Si Mohamed Briouel était une école extraordinaire

 

Mohamed Briouel, le maître

"Alors moi, j’ai été élève au conservatoire, bardée de prix de musicologie, premier prix de piano, etc. Donc, je suis arrivée avec mon petit esprit d’Occidentale et mon petit papier à musique. Si Mohamed Briouel me dit : ‘C’est quoi ça ?’, je réponds : ‘C’est pour noter ce que vous allez chanter’ ; et là il me dit : ‘Tu notes pas, tu m’enlèves ce papier, tu écoutes et tu répètes !’ Et c’est comme ça que j’ai appris à travailler, à l’ancienne.

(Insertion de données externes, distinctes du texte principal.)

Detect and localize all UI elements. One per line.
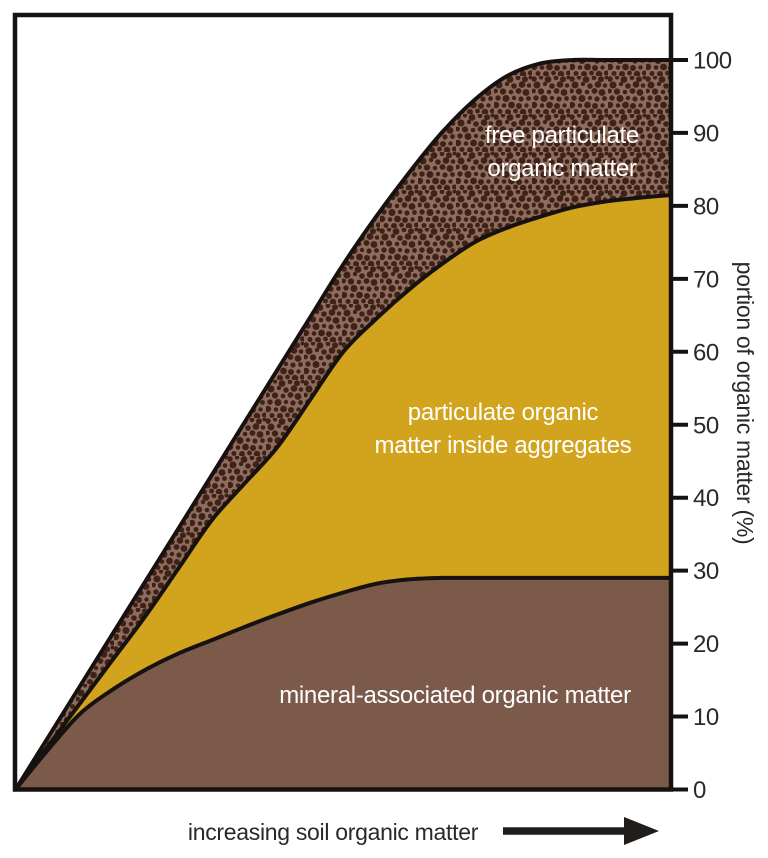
area-layers <box>15 59 671 790</box>
y-tick-label: 100 <box>693 48 732 75</box>
label-aggregate-pom-line1: particulate organic <box>408 399 599 426</box>
label-maom: mineral-associated organic matter <box>279 682 631 709</box>
x-axis-direction-arrow <box>503 817 659 845</box>
y-tick-label: 20 <box>693 631 719 658</box>
y-tick-label: 40 <box>693 485 719 512</box>
y-tick-label: 80 <box>693 193 719 220</box>
y-tick-label: 90 <box>693 120 719 147</box>
x-axis-title: increasing soil organic matter <box>188 819 479 845</box>
boundary-total-top <box>13 57 673 792</box>
y-tick-label: 10 <box>693 704 719 731</box>
arrow-head-icon <box>624 817 659 845</box>
area-aggregate-pom <box>15 195 671 790</box>
y-tick-label: 50 <box>693 412 719 439</box>
y-tick-label: 70 <box>693 266 719 293</box>
label-free-pom-line1: free particulate <box>485 122 639 149</box>
boundary-mineral-top <box>13 575 673 792</box>
label-aggregate-pom-line2: matter inside aggregates <box>375 432 632 459</box>
y-tick-label: 60 <box>693 339 719 366</box>
y-axis-title: portion of organic matter (%) <box>732 262 758 545</box>
boundary-lines <box>13 57 673 792</box>
area-mineral-associated-om <box>15 577 671 790</box>
boundary-aggregate-top <box>13 193 673 792</box>
y-tick-label: 0 <box>693 777 706 804</box>
y-axis-ticks: 0 10 20 30 40 50 60 70 80 90 100 <box>671 48 732 804</box>
plot-frame <box>12 12 674 792</box>
y-tick-label: 30 <box>693 558 719 585</box>
area-free-pom <box>15 59 671 790</box>
label-free-pom-line2: organic matter <box>487 155 637 182</box>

Aujourd’hui, puisque je suis aussi dans un rôle de transmission à côté de ma carrière de chanteuse, je fais la même chose avec mes élèves: ‘Vous écoutez, vous vous imprégnez.’ Jeune, j’étais très pressée. Je voulais apprendre et surtout je voulais sauter les étapes. Et Si Mohamed Briouel, me disait : ‘Non, tant que tu ne répètes pas parfaitement ce que je te donne, tu n’improvises pas et tu ne rajoutes aucune note. Lorsque tu répéteras et lorsque la répétition sera parfaite, à ce moment-là, tu pourras y mettre du tien.’ C’était une école extraordinaire. Et justement, l’un des premiers chants que j’avais travaillés et qui est toujours dans mon cœur, c’est un passage de la nûba Hijaz Kabir : Li Habibi Oursil Salam."

Un chant de noces en haketia à Tanger

"J’ai une autre partie de moi qui m’est très chère. C’est le répertoire judéo-espagnol en haketia, qui est le judéo-espagnol que l’on parle dans le nord du Maroc, à Tanger. Lorsque les juifs ont été expulsés d’Espagne, en 1492, ils se sont disséminés dans les pays du bassin méditerranéen, dans l’ancien Empire ottoman, les Balkans, des villes comme Istanbul, Thessalonique, Sarajevo. Ils parlaient un judéo-espagnol qu’on appelle le ladino. C’est l’espagnol du XVe siècle, qui a été influencé par les langues des pays d’accueil et, d’un autre côté, il y avait tout ce répertoire en haketia."

Bahaâ Ronda et le gharnati

"Je crois que la rencontre qui a été la plus forte pour moi avec une chanteuse ici (au Maroc, ndlr), c’est Bahaâ Ronda, qui est une sœur pour moi. Elle est, à mon avis, la plus belle chanteuse de gharnati, au Maroc du moins. Et elle a travaillé avec son maître Si Ahmed Pirou que je salue. Moi aussi, j’ai eu la chance d’étudier un peu et de partager des chants avec eux […]."